Mit Amelies Computer unter dem Arm und dem Speicherstift in der Hand machte sich Kjell allein auf den Weg zum Verhörraum. Die Originalbilder hatte er auch dabei. Als er eintrat, wusste er nicht genau, wie lange Amelie diesmal schon wartete. Er ließ die Tür offen stehen, was den Spiegeleffekt der Glaswand aufhob. Das sollte Vertrauen wecken. Er selbst vertraute auf seine Überzeugungskraft.
Amelie zeigte erste Anzeichen seelischer Zermürbung. Ihr Haar hatte aufgehört, eine scharf begrenzte Fläche zu sein. An den Schläfen und über dem Ohr hatten sich Strähnen gelöst, was ihr den letzten Rest der Härte nahm. Die hatte aber vor allem durch die legere Kleidung gelitten, die ihr die Fügung für den heutigen Tag auf den Leib gelegt hatte.
Kjell ignorierte den Argwohn, den Amelie seinem Computer entgegenbrachte. Schnell richtete sich ihre Aufmerksamkeit auf Kjells Tonfall, der seit dem letzten Gespräch ein anderer war. Er erklärte ihr mit reichlicher Offenheit, worum es ihm überhaupt ging. Dabei zeigte er ihr die Bilder und hoffte, sie würde Lindas Stil nicht erkennen. Das war nicht der Fall, denn Amelie hatte keine Ahnung, dass sie alles Linda zu verdanken hatte. Die Überzeugungskraft seiner Rede lag vor allem darin, dass Amelie endlich verstand, von welchem Kaliber diese Geschichte hier war. Nachdem er die Lage erklärt hatte, ließ sie eine halbe Minute verstreichen, bevor sie etwas sagte.
»An der Sache ist nur ein Haken«, begann sie und deutete auf die Zeichnungen. »Ich kenne weder das Mädchen noch den Mann.«
»Ich bin mir aber sicher, dass du jemanden kennst, der uns weiterhelfen kann. Immerhin wäre es den Versuch wert.
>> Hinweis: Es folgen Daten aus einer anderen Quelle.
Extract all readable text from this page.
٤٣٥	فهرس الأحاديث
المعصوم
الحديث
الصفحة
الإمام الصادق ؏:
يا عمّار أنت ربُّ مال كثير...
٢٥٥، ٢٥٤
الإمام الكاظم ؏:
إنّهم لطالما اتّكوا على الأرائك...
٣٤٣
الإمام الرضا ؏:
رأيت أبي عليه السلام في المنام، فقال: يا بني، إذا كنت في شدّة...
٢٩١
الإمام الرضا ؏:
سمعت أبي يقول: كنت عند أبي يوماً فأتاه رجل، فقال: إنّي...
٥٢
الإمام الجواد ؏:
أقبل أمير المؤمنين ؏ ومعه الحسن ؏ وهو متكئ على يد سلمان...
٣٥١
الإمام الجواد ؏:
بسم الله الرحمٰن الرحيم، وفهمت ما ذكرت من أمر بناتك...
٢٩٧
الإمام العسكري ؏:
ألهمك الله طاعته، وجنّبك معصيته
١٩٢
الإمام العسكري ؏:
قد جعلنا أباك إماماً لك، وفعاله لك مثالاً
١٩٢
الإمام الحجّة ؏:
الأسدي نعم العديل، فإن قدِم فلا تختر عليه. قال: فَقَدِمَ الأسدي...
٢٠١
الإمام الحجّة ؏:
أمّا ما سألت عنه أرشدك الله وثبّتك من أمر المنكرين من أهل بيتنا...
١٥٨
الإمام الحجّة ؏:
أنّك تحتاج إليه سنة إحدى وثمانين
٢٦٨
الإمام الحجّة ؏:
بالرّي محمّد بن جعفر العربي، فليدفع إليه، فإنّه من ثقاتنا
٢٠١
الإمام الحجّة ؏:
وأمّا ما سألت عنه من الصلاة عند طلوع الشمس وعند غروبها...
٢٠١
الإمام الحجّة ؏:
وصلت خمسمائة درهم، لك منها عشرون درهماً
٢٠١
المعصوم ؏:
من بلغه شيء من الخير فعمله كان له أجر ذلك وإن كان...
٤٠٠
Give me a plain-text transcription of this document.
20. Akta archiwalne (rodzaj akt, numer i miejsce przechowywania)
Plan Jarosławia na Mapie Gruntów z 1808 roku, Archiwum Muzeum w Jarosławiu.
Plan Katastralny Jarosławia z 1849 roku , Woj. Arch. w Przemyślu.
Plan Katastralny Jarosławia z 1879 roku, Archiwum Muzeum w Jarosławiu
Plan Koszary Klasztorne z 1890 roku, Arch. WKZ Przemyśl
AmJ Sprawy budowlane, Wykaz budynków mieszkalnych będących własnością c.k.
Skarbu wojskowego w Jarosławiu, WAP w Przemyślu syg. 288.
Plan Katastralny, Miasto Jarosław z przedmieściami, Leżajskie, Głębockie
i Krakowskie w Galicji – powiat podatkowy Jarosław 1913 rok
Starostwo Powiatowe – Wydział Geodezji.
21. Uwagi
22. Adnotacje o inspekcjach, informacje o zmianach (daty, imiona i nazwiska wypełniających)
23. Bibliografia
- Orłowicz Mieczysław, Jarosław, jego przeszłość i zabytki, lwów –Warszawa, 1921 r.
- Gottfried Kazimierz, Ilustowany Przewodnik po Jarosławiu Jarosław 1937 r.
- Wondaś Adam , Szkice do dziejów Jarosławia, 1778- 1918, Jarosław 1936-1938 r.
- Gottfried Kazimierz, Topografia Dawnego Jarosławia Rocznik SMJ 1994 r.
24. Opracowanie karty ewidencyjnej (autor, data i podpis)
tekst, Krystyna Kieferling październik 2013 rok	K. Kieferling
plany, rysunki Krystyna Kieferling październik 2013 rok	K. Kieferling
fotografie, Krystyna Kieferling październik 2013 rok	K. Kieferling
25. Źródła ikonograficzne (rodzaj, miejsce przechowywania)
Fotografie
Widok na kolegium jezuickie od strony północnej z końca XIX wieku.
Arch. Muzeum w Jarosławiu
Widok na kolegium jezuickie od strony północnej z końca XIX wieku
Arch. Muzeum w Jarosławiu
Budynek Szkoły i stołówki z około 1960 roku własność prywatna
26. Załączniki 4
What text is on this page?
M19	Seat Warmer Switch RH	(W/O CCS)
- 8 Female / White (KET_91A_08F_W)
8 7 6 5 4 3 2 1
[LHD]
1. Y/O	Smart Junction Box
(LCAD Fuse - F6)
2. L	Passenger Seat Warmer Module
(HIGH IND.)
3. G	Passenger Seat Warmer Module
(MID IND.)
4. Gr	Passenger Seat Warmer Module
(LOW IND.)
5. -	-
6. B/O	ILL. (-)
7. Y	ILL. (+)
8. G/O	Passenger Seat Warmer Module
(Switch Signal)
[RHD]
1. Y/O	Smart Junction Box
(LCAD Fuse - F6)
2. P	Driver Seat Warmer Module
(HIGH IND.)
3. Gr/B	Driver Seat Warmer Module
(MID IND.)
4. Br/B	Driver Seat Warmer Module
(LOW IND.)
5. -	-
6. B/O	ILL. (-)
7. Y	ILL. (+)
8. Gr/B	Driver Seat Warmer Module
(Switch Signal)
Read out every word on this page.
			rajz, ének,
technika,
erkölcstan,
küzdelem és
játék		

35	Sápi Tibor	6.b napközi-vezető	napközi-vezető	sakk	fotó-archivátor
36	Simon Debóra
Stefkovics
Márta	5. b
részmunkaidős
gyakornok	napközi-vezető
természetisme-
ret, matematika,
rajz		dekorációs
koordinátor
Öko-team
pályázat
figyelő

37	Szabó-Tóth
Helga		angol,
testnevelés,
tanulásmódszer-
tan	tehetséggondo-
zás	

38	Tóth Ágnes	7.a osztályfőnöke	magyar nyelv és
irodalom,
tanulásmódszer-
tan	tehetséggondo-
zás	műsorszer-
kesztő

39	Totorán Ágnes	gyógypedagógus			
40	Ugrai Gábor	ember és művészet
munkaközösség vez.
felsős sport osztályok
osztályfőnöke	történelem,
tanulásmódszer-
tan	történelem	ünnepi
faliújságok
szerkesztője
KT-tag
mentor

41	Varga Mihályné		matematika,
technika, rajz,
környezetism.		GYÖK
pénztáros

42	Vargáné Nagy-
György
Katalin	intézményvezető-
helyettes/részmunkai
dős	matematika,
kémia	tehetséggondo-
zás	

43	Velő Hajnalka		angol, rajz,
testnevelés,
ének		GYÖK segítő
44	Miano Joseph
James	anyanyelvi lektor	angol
Welche Weltanschauung du auch immer hast, diese beiden hier sind Opfer eines grausamen Mordes.«
Amelie kniff die Augen zusammen. »Ich habe keine andere Weltanschauung, sondern so ziemlich die gleiche wie du. Mein Perspektive ist nur eine andere.«
Kjell schob ihr den Computer hin und legte den Speicherstift darauf. »Ich bitte dich, uns zu helfen. Danach kannst du von mir aus gehen.«
Amelie betrachtete ihn mit einigem Leiden um ihre Mundwinkel. Er hatte in seinem Prolog durchblitzen lassen, dass man über die Dimension der Schwesternschaft durchaus Bescheid wusste.
»Was ist mit Berne Ahnlund?«, wollte sie zu guter Letzt noch wissen.
»Wir gehen davon aus, dass dir nichts an ihm liegt. Ist das richtig?«
»Nur weil ich mich nicht in die Zwänge einer Partnerschaft begebe, bedeutet das nicht, dass mir Menschen nichts bedeuten.«
Auf dem Weg zum Aufzug erinnerte er sich, dass er genau diesen Satz vor zwanzig Jahren zu einigen Menschen gesagt hatte. Er drückte auf den Aufzugknopf, froh, dass er mit keinem von ihnen mehr Kontakt hatte.
Welcher Sterbliche kann entgehn listenreichem Göttertrug? Das war einer der Sprüche, die Sofi gerne rezitierte, seit ihr in München das kleine Buch in die Finger geraten war. Es war nach Mitternacht, und Kjell wusste, dass er endlich einmal wieder gut schlafen würde, denn jetzt konnte er nicht mehr tun, als warten.